Running the numbers, this means we have:
  • 10,000 TokenFile objects at (on average) 72 + 12 * 10,000 + 4 * 1000 + 100 bytes
    = 10,000 * 124,172 bytes
    = roughly 1.24 Gb;
Of which
  • 720 Kb is for the TokenFile objects
  • 1.2 Gb is for the Token data
  • 40 Mb is for the per-file line numbers
  • 1 Mb is for the file names

That doesn't seem too bad considering it's supposed to be a large code base. 1.24 Gb of RAM won't even touch the sides on a modern desktop computer! We could make a few optimisations to get the size down even further, but let's stick with that for now.

This structure doesn't store the token contents. For example, you can't use it to distinguish between two identifiers unless you load up the files containing the tokens and look at the byte ranges for each. Doing that might actually be feasible on an OS like Linux where opening files is fast, but it would be pretty bad on Windows where that's a more expensive operation. So what if we store the token contents as well? Is that feasible?
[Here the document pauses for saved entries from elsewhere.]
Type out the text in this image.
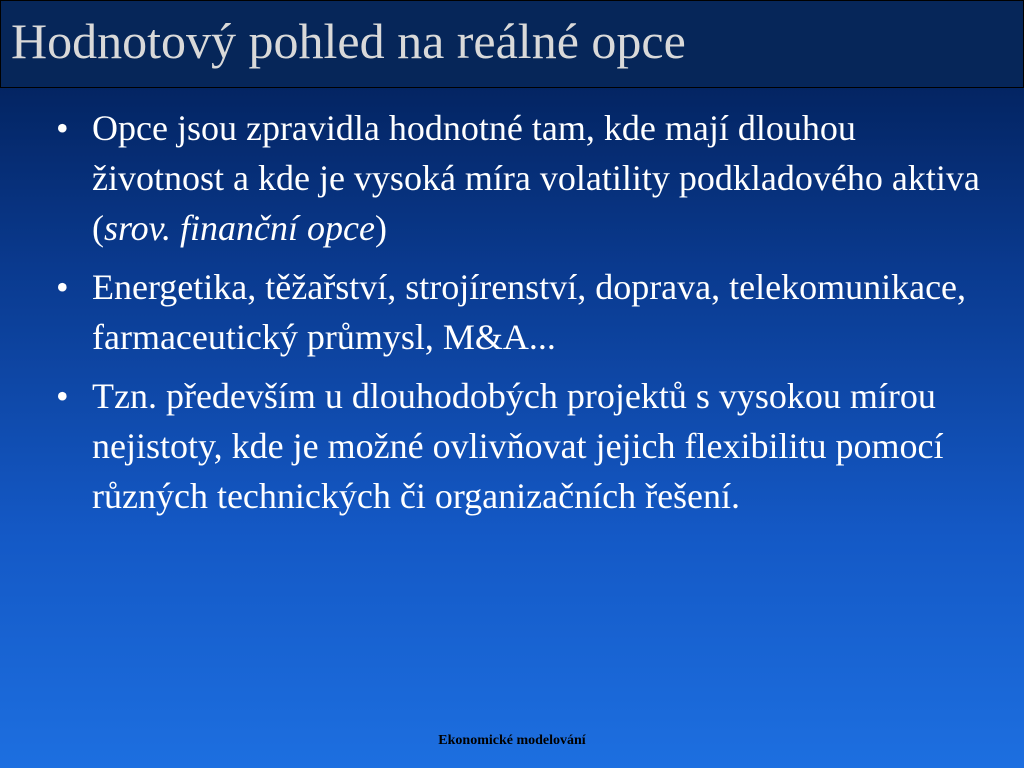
Hodnotový pohled na reálné opce
• Opce jsou zpravidla hodnotné tam, kde mají dlouhou životnost a kde je vysoká míra volatility podkladového aktiva (srov. finanční opce)
• Energetika, těžařství, strojírenství, doprava, telekomunikace, farmaceutický průmysl, M&A...
• Tzn. především u dlouhodobých projektů s vysokou mírou nejistoty, kde je možné ovlivňovat jejich flexibilitu pomocí různých technických či organizačních řešení.
Ekonomické modelování
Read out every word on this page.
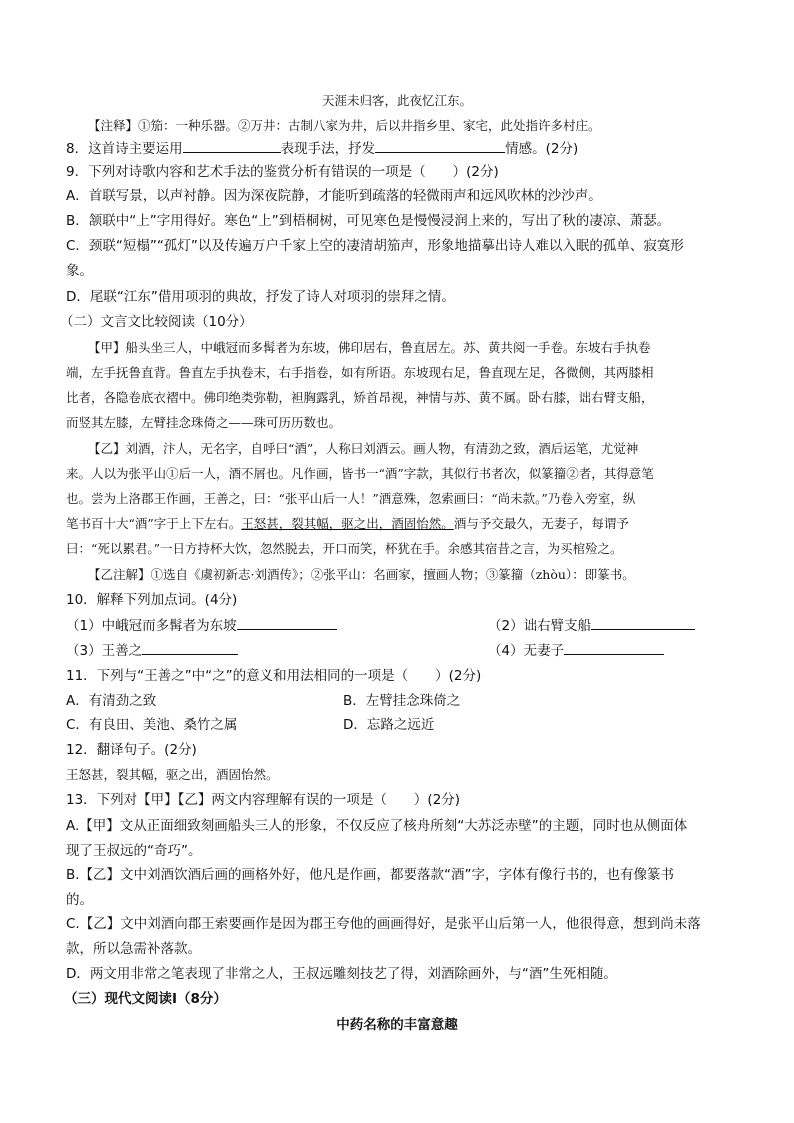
天涯未归客，此夜忆江东。
【注释】①笳：一种乐器。②万井：古制八家为井，后以井指乡里、家宅，此处指许多村庄。
8．这首诗主要运用	表现手法，抒发	情感。(2分)
9．下列对诗歌内容和艺术手法的鉴赏分析有错误的一项是（　　）(2分)
A．首联写景，以声衬静。因为深夜院静，才能听到疏落的轻微雨声和远风吹林的沙沙声。
B．颔联中“上”字用得好。寒色“上”到梧桐树，可见寒色是慢慢浸润上来的，写出了秋的凄凉、萧瑟。
C．颈联“短榻”“孤灯”以及传遍万户千家上空的凄清胡笳声，形象地描摹出诗人难以入眠的孤单、寂寞形
象。
D．尾联“江东”借用项羽的典故，抒发了诗人对项羽的崇拜之情。
（二）文言文比较阅读（10分）
【甲】船头坐三人，中峨冠而多髯者为东坡，佛印居右，鲁直居左。苏、黄共阅一手卷。东坡右手执卷
端，左手抚鲁直背。鲁直左手执卷末，右手指卷，如有所语。东坡现右足，鲁直现左足，各微侧，其两膝相
比者，各隐卷底衣褶中。佛印绝类弥勒，袒胸露乳，矫首昂视，神情与苏、黄不属。卧右膝，诎右臂支船，
而竖其左膝，左臂挂念珠倚之——珠可历历数也。
【乙】刘酒，汴人，无名字，自呼曰“酒”，人称曰刘酒云。画人物，有清劲之致，酒后运笔，尤觉神
来。人以为张平山①后一人，酒不屑也。凡作画，皆书一“酒”字款，其似行书者次，似篆籀②者，其得意笔
也。尝为上洛郡王作画，王善之，曰：“张平山后一人！”酒意殊，忽索画曰：“尚未款。”乃卷入旁室，纵
笔书百十大“酒”字于上下左右。王怒甚，裂其幅，驱之出，酒固怡然。酒与予交最久，无妻子，每谓予
曰：“死以累君。”一日方持杯大饮，忽然脱去，开口而笑，杯犹在手。余感其宿昔之言，为买棺殓之。
【乙注解】①选自《虞初新志·刘酒传》；②张平山：名画家，擅画人物；③篆籀（zhòu）：即篆书。
10．解释下列加点词。(4分)
（1）中峨冠而多髯者为东坡	（2）诎右臂支船
（3）王善之	（4）无妻子
11．下列与“王善之”中“之”的意义和用法相同的一项是（　　）(2分)
A．有清劲之致	B．左臂挂念珠倚之
C．有良田、美池、桑竹之属	D．忘路之远近
12．翻译句子。(2分)
王怒甚，裂其幅，驱之出，酒固怡然。
13．下列对【甲】【乙】两文内容理解有误的一项是（　　）(2分)
A.【甲】文从正面细致刻画船头三人的形象，不仅反应了核舟所刻“大苏泛赤壁”的主题，同时也从侧面体
现了王叔远的“奇巧”。
B.【乙】文中刘酒饮酒后画的画格外好，他凡是作画，都要落款“酒”字，字体有像行书的，也有像篆书
的。
C.【乙】文中刘酒向郡王索要画作是因为郡王夸他的画画得好，是张平山后第一人，他很得意，想到尚未落
款，所以急需补落款。
D．两文用非常之笔表现了非常之人，王叔远雕刻技艺了得，刘酒除画外，与“酒”生死相随。
（三）现代文阅读Ⅰ（8分）
中药名称的丰富意趣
Let's make a few more assumptions about our theoretical code base:
  • There are around 1000 unique token strings per text file, on average.
  • Across the whole project there are about 10,000,000 unique strings with an average length of 10 chars.
We'll keep a cache of interned strings for each token (we won't worry about converting literals into actual ints/floats/doubles/whatever for now), so that each unique token string is stored once and once only. We'll also replace the 'end' member of our Token struct with a 'pos' member, holding an index into the interned string list.
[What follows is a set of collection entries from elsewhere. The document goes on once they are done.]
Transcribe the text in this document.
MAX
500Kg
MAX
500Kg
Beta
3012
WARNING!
The Token struct stays the same size so the sums above don't change. For the data size, we get:
  • 10,000,000 unique strings * (11 bytes per string + 8 bytes for the pointer to it)
    = approximately 190 Mb
Based on all that, storing the entire tokenised source code for a 10 million line c++ project would only take about 1.43 Gb. That's way below the 8Gb of RAM you get in an average desktop these days, so it seems like it would be workable.

Does it actually lead to any efficiency gains? That remains to be seen. It should mean that the file access pattern interacts better with the disk cache; and being able to index into an array of tokens might help reduce the cost of lookahead and backtracking in the parser; but for now it's just conjecture. There's no github repo to go with this post.

So it's over to you, readers. Do you know of anything that already does this? Any reasons why it'd be a crazy thing to do? If so, I'd love to hear about it!